I've been trying to implement this algorithm in Python for a few days now. I keep coming back to it and just giving up and getting frustrated. I don't know whats going on. I don't have anyone to ask or anywhere to go for help so I've come here.



I don't think its a clearly explained, I sure don't understand.


My understanding of what's happening is this:

We have a set of of points (x1,y1), (x2,y2).. and we want to find some lines that best fit this data. We can have multiple straight lines, and these lines come from the given forums for a and b (y = ax +b).

Now the algorithm starts at the end (?) and assumes that a point p(x_i, y_i) is part of the line segment. Then the notes say that the optimal solution is 'is optimal solution for {p1, . . . pi−1} plus (best) line through {pi , . . . pn}'. Which just means to me, that we go to the point p(x_i, y_i) and go backwards and find another line segment through the rest of the points. Now the optimal solution is both these line segments.

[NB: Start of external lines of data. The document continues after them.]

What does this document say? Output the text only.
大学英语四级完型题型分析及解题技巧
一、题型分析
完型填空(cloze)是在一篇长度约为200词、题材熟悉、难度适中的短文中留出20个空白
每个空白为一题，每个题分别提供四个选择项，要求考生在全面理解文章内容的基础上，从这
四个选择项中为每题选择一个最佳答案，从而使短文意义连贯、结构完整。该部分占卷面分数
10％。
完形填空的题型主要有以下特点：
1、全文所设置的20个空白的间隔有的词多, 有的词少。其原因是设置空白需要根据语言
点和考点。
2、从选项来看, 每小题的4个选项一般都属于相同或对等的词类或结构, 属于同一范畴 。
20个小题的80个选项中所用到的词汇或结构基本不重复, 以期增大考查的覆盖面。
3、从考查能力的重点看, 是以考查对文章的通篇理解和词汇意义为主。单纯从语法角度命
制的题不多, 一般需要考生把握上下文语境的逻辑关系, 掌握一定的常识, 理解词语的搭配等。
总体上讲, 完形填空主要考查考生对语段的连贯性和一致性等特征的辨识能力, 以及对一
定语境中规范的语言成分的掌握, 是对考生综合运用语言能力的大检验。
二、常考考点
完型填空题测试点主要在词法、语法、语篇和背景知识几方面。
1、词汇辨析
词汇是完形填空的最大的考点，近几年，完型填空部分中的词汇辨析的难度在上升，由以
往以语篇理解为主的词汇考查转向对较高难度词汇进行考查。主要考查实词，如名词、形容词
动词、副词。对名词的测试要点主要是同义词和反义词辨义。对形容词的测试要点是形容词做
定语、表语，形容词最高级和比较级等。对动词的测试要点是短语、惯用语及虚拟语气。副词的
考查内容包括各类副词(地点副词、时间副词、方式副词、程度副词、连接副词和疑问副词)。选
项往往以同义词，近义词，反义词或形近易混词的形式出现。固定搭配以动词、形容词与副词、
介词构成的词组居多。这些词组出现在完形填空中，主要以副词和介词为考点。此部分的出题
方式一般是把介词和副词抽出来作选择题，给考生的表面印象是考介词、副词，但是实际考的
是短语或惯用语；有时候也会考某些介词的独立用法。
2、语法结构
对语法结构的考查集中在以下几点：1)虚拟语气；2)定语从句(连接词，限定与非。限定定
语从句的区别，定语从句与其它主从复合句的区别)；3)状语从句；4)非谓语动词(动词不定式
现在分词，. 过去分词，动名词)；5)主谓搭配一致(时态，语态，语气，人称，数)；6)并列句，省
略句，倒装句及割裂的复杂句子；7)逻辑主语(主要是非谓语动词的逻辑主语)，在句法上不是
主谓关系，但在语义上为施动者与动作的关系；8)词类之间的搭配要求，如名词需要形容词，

Then it takes a logical jump I can't follow, and says "Suppose the last point pn is part of a segment that starts at p_i. If Opt(j) denotes the cost of the first j points and e(j,k) the error of the best line through points j to k then Opt(n) = e(i, n) + C + Opt(i − 1)"


Then there is the pseudocode for the algorithm, which I don't understand. I understand that we want to iterate through the list of points and find the points which minimize the OPT(n) formula, but I just don't follow it. It's making me feel stupid.

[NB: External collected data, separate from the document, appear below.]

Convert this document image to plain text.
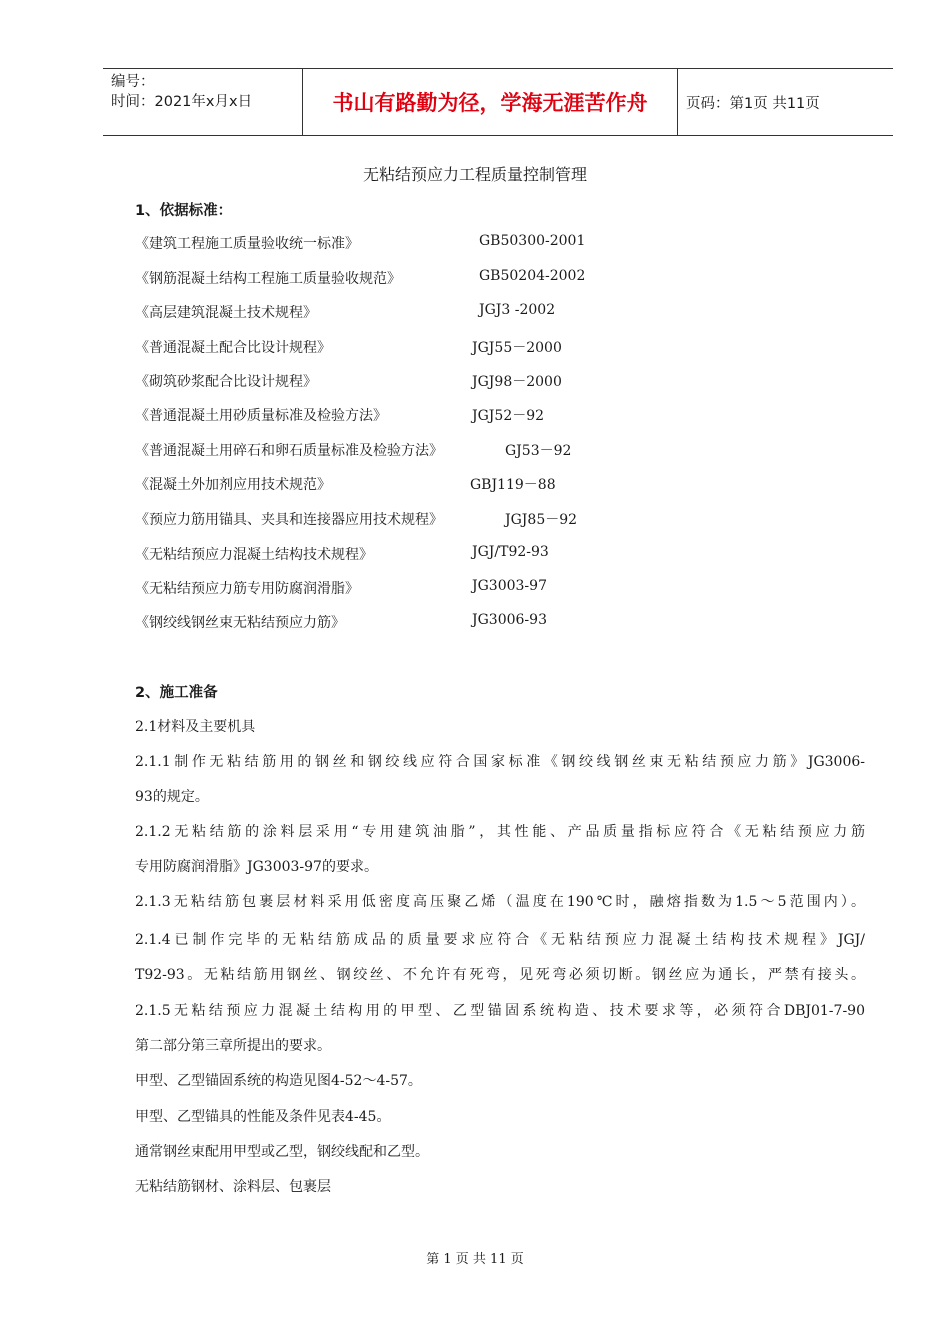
编号：
时间：2021年x月x日	书山有路勤为径，学海无涯苦作舟	页码：第1页 共11页
无粘结预应力工程质量控制管理
1、依据标准：
《建筑工程施工质量验收统一标准》	GB50300-2001
《钢筋混凝土结构工程施工质量验收规范》	GB50204-2002
《高层建筑混凝土技术规程》	JGJ3 -2002
《普通混凝土配合比设计规程》	JGJ55－2000
《砌筑砂浆配合比设计规程》	JGJ98－2000
《普通混凝土用砂质量标准及检验方法》	JGJ52－92
《普通混凝土用碎石和卵石质量标准及检验方法》	GJ53－92
《混凝土外加剂应用技术规范》	GBJ119－88
《预应力筋用锚具、夹具和连接器应用技术规程》	JGJ85－92
《无粘结预应力混凝土结构技术规程》	JGJ/T92-93
《无粘结预应力筋专用防腐润滑脂》	JG3003-97
《钢绞线钢丝束无粘结预应力筋》	JG3006-93
2、施工准备
2.1材料及主要机具
2.1.1制作无粘结筋用的钢丝和钢绞线应符合国家标准《钢绞线钢丝束无粘结预应力筋》JG3006-
93的规定。
2.1.2无粘结筋的涂料层采用“专用建筑油脂”，其性能、产品质量指标应符合《无粘结预应力筋
专用防腐润滑脂》JG3003-97的要求。
2.1.3无粘结筋包裹层材料采用低密度高压聚乙烯（温度在190℃时，融熔指数为1.5～5范围内）。
2.1.4已制作完毕的无粘结筋成品的质量要求应符合《无粘结预应力混凝土结构技术规程》JGJ/
T92-93。无粘结筋用钢丝、钢绞丝、不允许有死弯，见死弯必须切断。钢丝应为通长，严禁有接头。
2.1.5无粘结预应力混凝土结构用的甲型、乙型锚固系统构造、技术要求等，必须符合DBJ01-7-90
第二部分第三章所提出的要求。
甲型、乙型锚固系统的构造见图4-52～4-57。
甲型、乙型锚具的性能及条件见表4-45。
通常钢丝束配用甲型或乙型，钢绞线配和乙型。
无粘结筋钢材、涂料层、包裹层
第 1 页 共 11 页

I know this question is a pain in the ass and that it's not easy to answer but I'm just looking for some guidance towards understanding this algorithm. I apologize for the PDF but I don't have a neater way of getting the crucial information to the reader.

Thank you for your time and reading this, I appreciate it.

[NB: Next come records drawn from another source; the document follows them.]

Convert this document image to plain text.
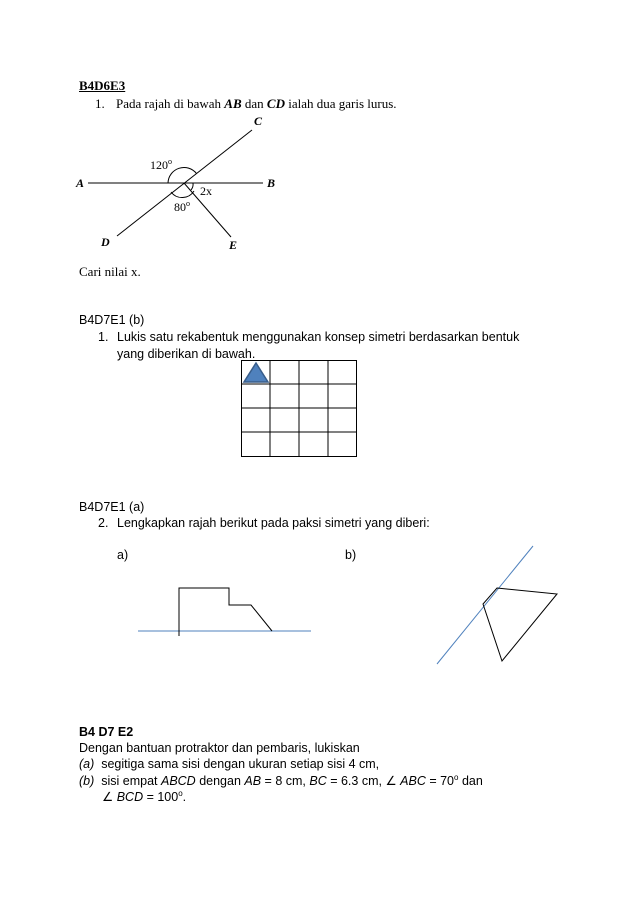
B4D6E3
1. Pada rajah di bawah AB dan CD ialah dua garis lurus.
C
A	B
D	E
120$^o$
80$^o$
2x
Cari nilai x.
B4D7E1 (b)
1. Lukis satu rekabentuk menggunakan konsep simetri berdasarkan bentuk
yang diberikan di bawah.
B4D7E1 (a)
2. Lengkapkan rajah berikut pada paksi simetri yang diberi:
a)	b)
B4 D7 E2
Dengan bantuan protraktor dan pembaris, lukiskan
(a) segitiga sama sisi dengan ukuran setiap sisi 4 cm,
(b) sisi empat ABCD dengan AB = 8 cm, BC = 6.3 cm, ∠ ABC = $70^o$ dan
∠ BCD = $100^o$.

Starting from point 1, the best solution up until a point j, must include the new end-point j in the last line segment, so the problem becomes where do I have to place the last split to minimize the cost of this last line-segment?

Fortunately the cost is calculated in terms of subproblems of the same problem you are trying to solve, and fortunately you've already solved these smaller subproblems by the time you've moved to the next point j. So at the new point j you are trying to find an optimal point i, between points 1 and j, to split off a new line segment that includes j, and minimizes the cost: optimal_cost_up_to(i) + cost_of_split + cost_of_lsq_fit(i+1,j). Now the confusing part is that at any point it might seem like you are just finding a single split, but in reality all the previous splits are determined by optimal_cost_up_to(i), and since you've already calculated the optimal cost for all these points leading up to j, then you just need to memoize the answers so that the algorithm doesn't have to recalculate these costs each time it advances a point.


In python I'd probably use a dictionary to store the results, although for this dynamic programming algorithm an array might be better...


    def optimalSolution(points,split_cost)
        solutions = {0:{'cost':0,'splits':[]}}
        for j in range(1,len(points)):
            best_split = None
            best_cost = lsqFitCost(points,0,j)
            for i in range(0,j):
                cost = solutions[i]['cost'] + split_cost + lsqFitCost(points,i+1,j)
                if cost < best_cost:
                   best_cost = cost
                   best_split = i
            if best_split != None:
                solution[j] = {'cost':best_cost,'splits':solution[best_split]['splits']+[best_split]}
                solution[j] = {'cost':best_cost,'splits':[]}
        return solutions

it's not pretty, and I haven't checked it (there might be an error involving the case where no split is the best cost), but hopefully it'll help get you on the right path? Note that lsqFitCost has to do a lot of work on each iteration, but for a least squares line fit like this you can make this cost a lot less by maintaining running sums used in the calculation... you should Google least squares line fitting for more info. This could make lsqFitCost constant so the overall time would be O(N^2).